What causes clawctl apply to hang or the ClawConnector pod to enter CrashLoopBackOff when deploying a Fathom connector with the OpenClaw Operator?

Direct answer: a hanging clawctl apply or a ClawConnector pod in CrashLoopBackOff most often results from missing/invalid credentials or configuration, an operator admission webhook blocking resource creation, RBAC/service‑account permission problems, image/network failures, or the connector crashing while trying to reach Fathom during startup.

 

Detailed causes & troubleshooting

 

Check these in order:

  • Credentials/config: missing secret or env var (API key, endpoint) — connector exits.
  • Admission webhook: operator’s mutating/validating webhook is unreachable — `kubectl apply` hangs.
  • RBAC/serviceAccount: permission denied causes controller failures.
  • Network/image: imagePullBackOff or inability to reach Fathom API at startup.
  • Debug: inspect events, pod logs, operator logs.
// kubectl describe pod <pod> -n <ns>
kubectl logs <pod> -c claw-connector -n <ns>
kubectl get validatingwebhookconfigurations

4

How to configure mutual TLS between the Fathom webhook and OpenClaw claw-webhook endpoint to avoid SSL handshake or certificate verification errors?

 

Direct answer

 

Use mutual TLS by terminating TLS with a server (OpenClaw runtime or reverse proxy) that requires client certificates, install a CA that issued Fathom’s client certs on the server, give Fathom a client cert+key, and test with an mTLS-capable client.
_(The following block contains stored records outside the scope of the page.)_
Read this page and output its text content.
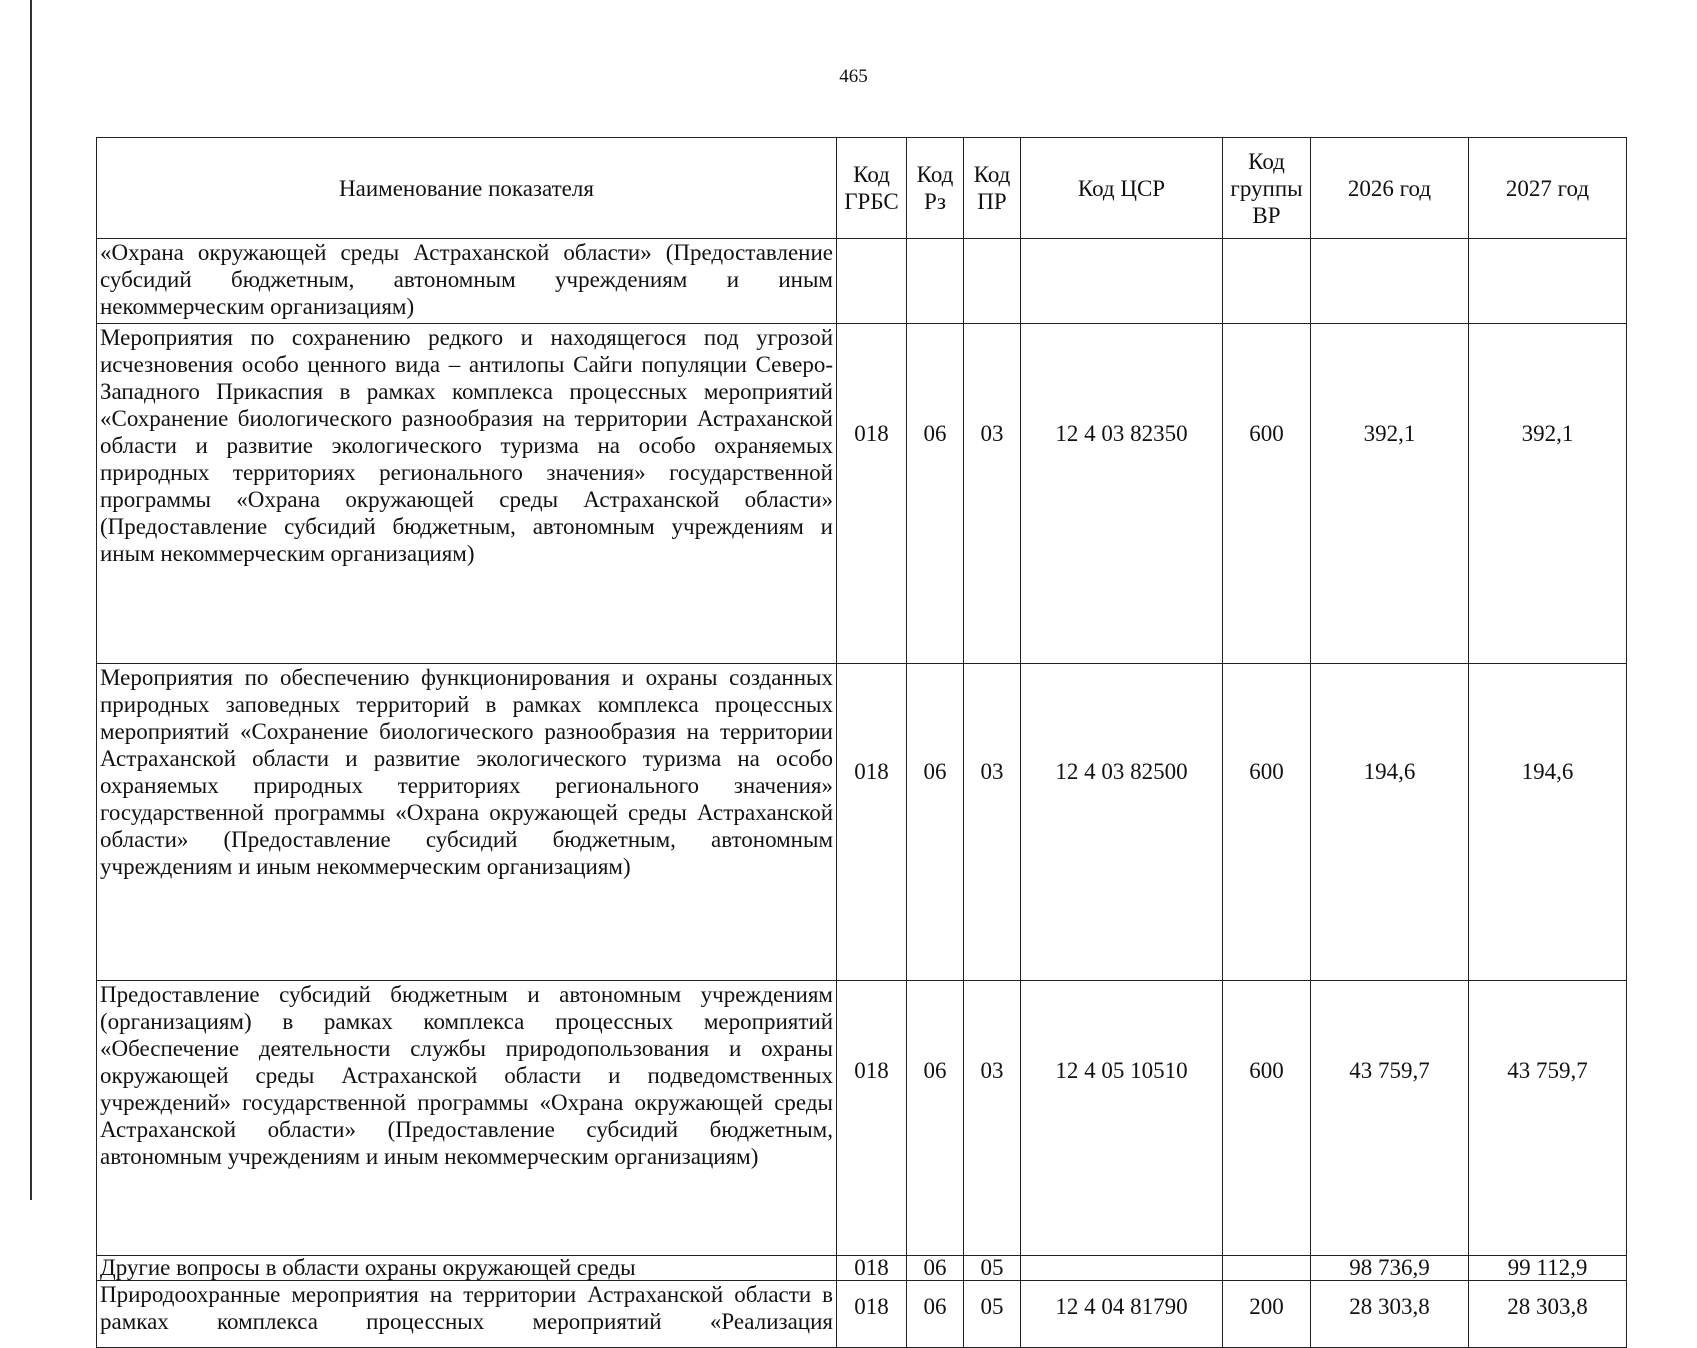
465
Наименование показателя	Код ГРБС	Код Рз	Код ПР	Код ЦСР	Код группы ВР	2026 год	2027 год
«Охрана окружающей среды Астраханской области» (Предоставление субсидий бюджетным, автономным учреждениям и иным некоммерческим организациям)							
Мероприятия по сохранению редкого и находящегося под угрозой исчезновения особо ценного вида – антилопы Сайги популяции Северо-Западного Прикаспия в рамках комплекса процессных мероприятий «Сохранение биологического разнообразия на территории Астраханской области и развитие экологического туризма на особо охраняемых природных территориях регионального значения» государственной программы «Охрана окружающей среды Астраханской области» (Предоставление субсидий бюджетным, автономным учреждениям и иным некоммерческим организациям)	018	06	03	12 4 03 82350	600	392,1	392,1
Мероприятия по обеспечению функционирования и охраны созданных природных заповедных территорий в рамках комплекса процессных мероприятий «Сохранение биологического разнообразия на территории Астраханской области и развитие экологического туризма на особо охраняемых природных территориях регионального значения» государственной программы «Охрана окружающей среды Астраханской области» (Предоставление субсидий бюджетным, автономным учреждениям и иным некоммерческим организациям)	018	06	03	12 4 03 82500	600	194,6	194,6
Предоставление субсидий бюджетным и автономным учреждениям (организациям) в рамках комплекса процессных мероприятий «Обеспечение деятельности службы природопользования и охраны окружающей среды Астраханской области и подведомственных учреждений» государственной программы «Охрана окружающей среды Астраханской области» (Предоставление субсидий бюджетным, автономным учреждениям и иным некоммерческим организациям)	018	06	03	12 4 05 10510	600	43 759,7	43 759,7
Другие вопросы в области охраны окружающей среды	018	06	05			98 736,9	99 112,9
Природоохранные мероприятия на территории Астраханской области в рамках комплекса процессных мероприятий «Реализация	018	06	05	12 4 04 81790	200	28 303,8	28 303,8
Put certificate paths in environment variables and validate in logs to avoid handshake or verification errors.

 

Detailed steps

 
  • Front the claw-webhook with nginx/HAProxy and enable client_certificate verification.
  • Install CA used to sign Fathom’s certs in the server trust store.
  • Provide Fathom a client cert and key; set OpenClaw env vars for cert paths.
  • Test with curl:
    curl --cert client.pem --key client.key --cacert ca.pem https://claw-webhook.example/
    // check OpenClaw and proxy logs for verification errors.